Communicating with the Family
I live far from a friend who’s caring for his dying father. How can I be supportive from a distance?

Your friend most likely needs to talk about his feelings and frustrations. Listening may be the support he needs the most. Consider offering to call regularly to check in. Ask what time is best to call, as he likely has a schedule that needs to be kept. Also ask how often he’d like you to call. He may be busy, and can only manage one call a week, or he may really need support and want you to call every other day. You can also ask at the end of each call when it’s best to call next, as his needs may vary. By asking, you can be assured that you’re supporting him in a way that works for him.

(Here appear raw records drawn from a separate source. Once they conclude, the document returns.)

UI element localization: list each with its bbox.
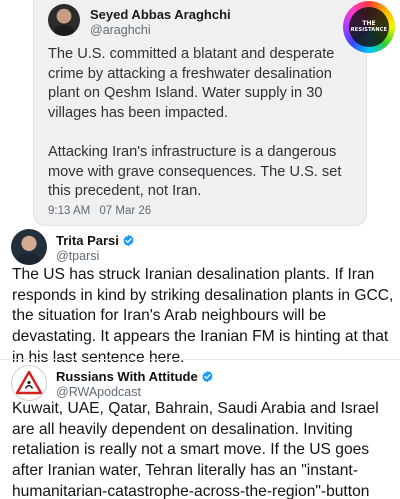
resistance-logo: THE RESISTANCE <box>343 1 395 53</box>
quoted-tweet-timestamp[interactable]: 9:13 AM 07 Mar 26 <box>48 205 151 217</box>
tweet-author-name[interactable]: Russians With Attitude <box>56 369 214 384</box>
quoted-tweet-card[interactable]: Seyed Abbas Araghchi @araghchi The U.S. … <box>33 0 367 226</box>
tweet-text: The US has struck Iranian desalination p… <box>12 266 394 366</box>
tweet-author-handle[interactable]: @tparsi <box>56 249 99 263</box>
rwa-logo-icon <box>15 370 43 395</box>
quoted-tweet-time: 9:13 AM <box>48 205 91 217</box>
verified-badge-icon <box>202 370 213 383</box>
araghchi-avatar[interactable] <box>48 4 80 36</box>
quoted-tweet-date: 07 Mar 26 <box>99 205 152 217</box>
tweet-author-name[interactable]: Trita Parsi <box>56 233 135 248</box>
quoted-tweet-author-name[interactable]: Seyed Abbas Araghchi <box>90 7 231 22</box>
tweet-author-name-text: Trita Parsi <box>56 233 119 248</box>
quoted-tweet-author-handle[interactable]: @araghchi <box>90 23 151 37</box>
tweet-divider <box>0 359 400 360</box>
quoted-tweet-text: The U.S. committed a blatant and despera… <box>48 46 342 200</box>
trita-parsi-avatar[interactable] <box>11 229 47 265</box>
rwa-avatar[interactable] <box>11 365 47 401</box>
verified-badge-icon <box>123 234 134 247</box>
badge-line-1: THE <box>362 20 376 27</box>
tweet-text: Kuwait, UAE, Qatar, Bahrain, Saudi Arabi… <box>12 400 379 499</box>
tweet-author-name-text: Russians With Attitude <box>56 369 198 384</box>
badge-line-2: RESISTANCE <box>350 27 388 33</box>
resistance-logo-inner: THE RESISTANCE <box>349 7 389 47</box>
tweet-author-handle[interactable]: @RWApodcast <box>56 385 141 399</box>
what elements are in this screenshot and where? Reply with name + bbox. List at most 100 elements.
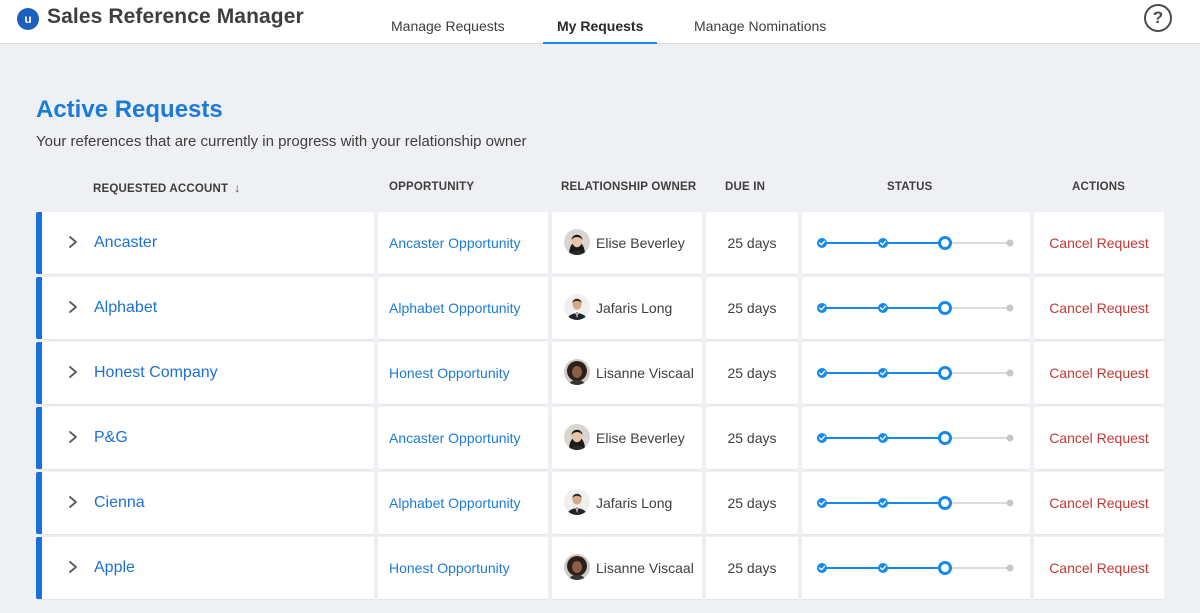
avatar [564, 359, 590, 385]
table-row: Alphabet Alphabet Opportunity Jafaris Lo… [36, 277, 1164, 339]
owner-name: Elise Beverley [596, 430, 685, 446]
column-header-status: STATUS [887, 181, 933, 193]
table-row: Honest Company Honest Opportunity Lisann… [36, 342, 1164, 404]
app-title: Sales Reference Manager [47, 5, 304, 28]
due-in-value: 25 days [727, 495, 777, 511]
cancel-request-button[interactable]: Cancel Request [1034, 300, 1164, 316]
account-cell: P&G [36, 407, 374, 469]
opportunity-link[interactable]: Honest Opportunity [389, 560, 510, 576]
due-cell: 25 days [706, 212, 798, 274]
opportunity-cell: Alphabet Opportunity [378, 472, 548, 534]
chevron-right-icon[interactable] [66, 557, 80, 577]
owner-name: Elise Beverley [596, 235, 685, 251]
opportunity-link[interactable]: Alphabet Opportunity [389, 495, 521, 511]
cancel-request-button[interactable]: Cancel Request [1034, 235, 1164, 251]
table-row: Apple Honest Opportunity Lisanne Viscaal… [36, 537, 1164, 599]
status-progress-tracker [802, 407, 1030, 469]
opportunity-link[interactable]: Ancaster Opportunity [389, 430, 521, 446]
chevron-right-icon[interactable] [66, 427, 80, 447]
status-progress-tracker [802, 537, 1030, 599]
avatar [564, 424, 590, 450]
account-cell: Ancaster [36, 212, 374, 274]
account-link[interactable]: Apple [94, 559, 135, 577]
opportunity-link[interactable]: Alphabet Opportunity [389, 300, 521, 316]
opportunity-link[interactable]: Honest Opportunity [389, 365, 510, 381]
tab-my-requests[interactable]: My Requests [543, 0, 658, 44]
help-icon[interactable]: ? [1144, 4, 1172, 32]
account-link[interactable]: Ancaster [94, 234, 157, 252]
account-cell: Alphabet [36, 277, 374, 339]
owner-name: Lisanne Viscaal [596, 560, 694, 576]
due-in-value: 25 days [727, 430, 777, 446]
status-progress-tracker [802, 342, 1030, 404]
opportunity-cell: Ancaster Opportunity [378, 407, 548, 469]
status-progress-tracker [802, 472, 1030, 534]
chevron-right-icon[interactable] [66, 232, 80, 252]
chevron-right-icon[interactable] [66, 492, 80, 512]
chevron-right-icon[interactable] [66, 362, 80, 382]
cancel-request-button[interactable]: Cancel Request [1034, 560, 1164, 576]
owner-cell: Lisanne Viscaal [552, 342, 702, 404]
actions-cell: Cancel Request [1034, 277, 1164, 339]
due-cell: 25 days [706, 342, 798, 404]
owner-cell: Elise Beverley [552, 407, 702, 469]
due-cell: 25 days [706, 277, 798, 339]
table-row: P&G Ancaster Opportunity Elise Beverley … [36, 407, 1164, 469]
owner-cell: Jafaris Long [552, 277, 702, 339]
tab-manage-nominations[interactable]: Manage Nominations [680, 0, 840, 44]
account-cell: Honest Company [36, 342, 374, 404]
opportunity-cell: Ancaster Opportunity [378, 212, 548, 274]
chevron-right-icon[interactable] [66, 297, 80, 317]
avatar [564, 229, 590, 255]
account-link[interactable]: P&G [94, 429, 128, 447]
sort-arrow-down-icon[interactable]: ↓ [234, 181, 240, 195]
actions-cell: Cancel Request [1034, 472, 1164, 534]
status-cell [802, 537, 1030, 599]
owner-name: Lisanne Viscaal [596, 365, 694, 381]
account-link[interactable]: Honest Company [94, 364, 218, 382]
due-in-value: 25 days [727, 300, 777, 316]
avatar [564, 554, 590, 580]
account-link[interactable]: Cienna [94, 494, 145, 512]
due-cell: 25 days [706, 472, 798, 534]
cancel-request-button[interactable]: Cancel Request [1034, 365, 1164, 381]
owner-cell: Elise Beverley [552, 212, 702, 274]
column-header-account[interactable]: REQUESTED ACCOUNT ↓ [93, 181, 240, 195]
actions-cell: Cancel Request [1034, 212, 1164, 274]
avatar [564, 294, 590, 320]
status-progress-tracker [802, 277, 1030, 339]
app-logo-icon: u [17, 8, 39, 30]
top-bar: u Sales Reference Manager Manage Request… [0, 0, 1200, 44]
due-cell: 25 days [706, 407, 798, 469]
account-cell: Cienna [36, 472, 374, 534]
column-header-actions: ACTIONS [1072, 181, 1126, 193]
due-cell: 25 days [706, 537, 798, 599]
account-link[interactable]: Alphabet [94, 299, 157, 317]
account-cell: Apple [36, 537, 374, 599]
tab-manage-requests[interactable]: Manage Requests [377, 0, 519, 44]
status-cell [802, 277, 1030, 339]
actions-cell: Cancel Request [1034, 537, 1164, 599]
status-cell [802, 407, 1030, 469]
page-subtitle: Your references that are currently in pr… [36, 133, 527, 150]
status-cell [802, 212, 1030, 274]
cancel-request-button[interactable]: Cancel Request [1034, 430, 1164, 446]
opportunity-cell: Honest Opportunity [378, 342, 548, 404]
cancel-request-button[interactable]: Cancel Request [1034, 495, 1164, 511]
due-in-value: 25 days [727, 365, 777, 381]
actions-cell: Cancel Request [1034, 342, 1164, 404]
owner-cell: Jafaris Long [552, 472, 702, 534]
owner-cell: Lisanne Viscaal [552, 537, 702, 599]
page-title: Active Requests [36, 96, 223, 123]
column-header-owner: RELATIONSHIP OWNER [561, 181, 697, 193]
avatar [564, 489, 590, 515]
due-in-value: 25 days [727, 560, 777, 576]
status-progress-tracker [802, 212, 1030, 274]
column-header-opportunity: OPPORTUNITY [389, 181, 475, 193]
opportunity-cell: Honest Opportunity [378, 537, 548, 599]
opportunity-link[interactable]: Ancaster Opportunity [389, 235, 521, 251]
column-header-due: DUE IN [725, 181, 766, 193]
opportunity-cell: Alphabet Opportunity [378, 277, 548, 339]
status-cell [802, 342, 1030, 404]
due-in-value: 25 days [727, 235, 777, 251]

Many people find it hard to talk about dying and illness and avoid any discussion at all. Take your lead from your friend. Talk about whatever he wants to talk about. Don’t be afraid to ask about his dad’s illness, but also be willing to listen to what else he has to say. It’s good to take a break from the illness and talk about other things.

If you feel you want to "do something," even if you can’t be there physically, ask your friend what he needs and what you can do. You may be surprised by what he says. You may be surprised also by what you can do even from a distance. Offer something small to start. You may ask if his dad has a favorite treat or flowers you can have sent to their home. You can write letters or emails or send a small scrapbook based on shared times and memories. These things don’t take much time, but they show you’re thinking of them, which can give much comfort.

The important thing to remember is that your friend is still the person he’s always been, even in these difficult times. Keep the lines of communication open, and if you have questions, don’t be afraid to ask.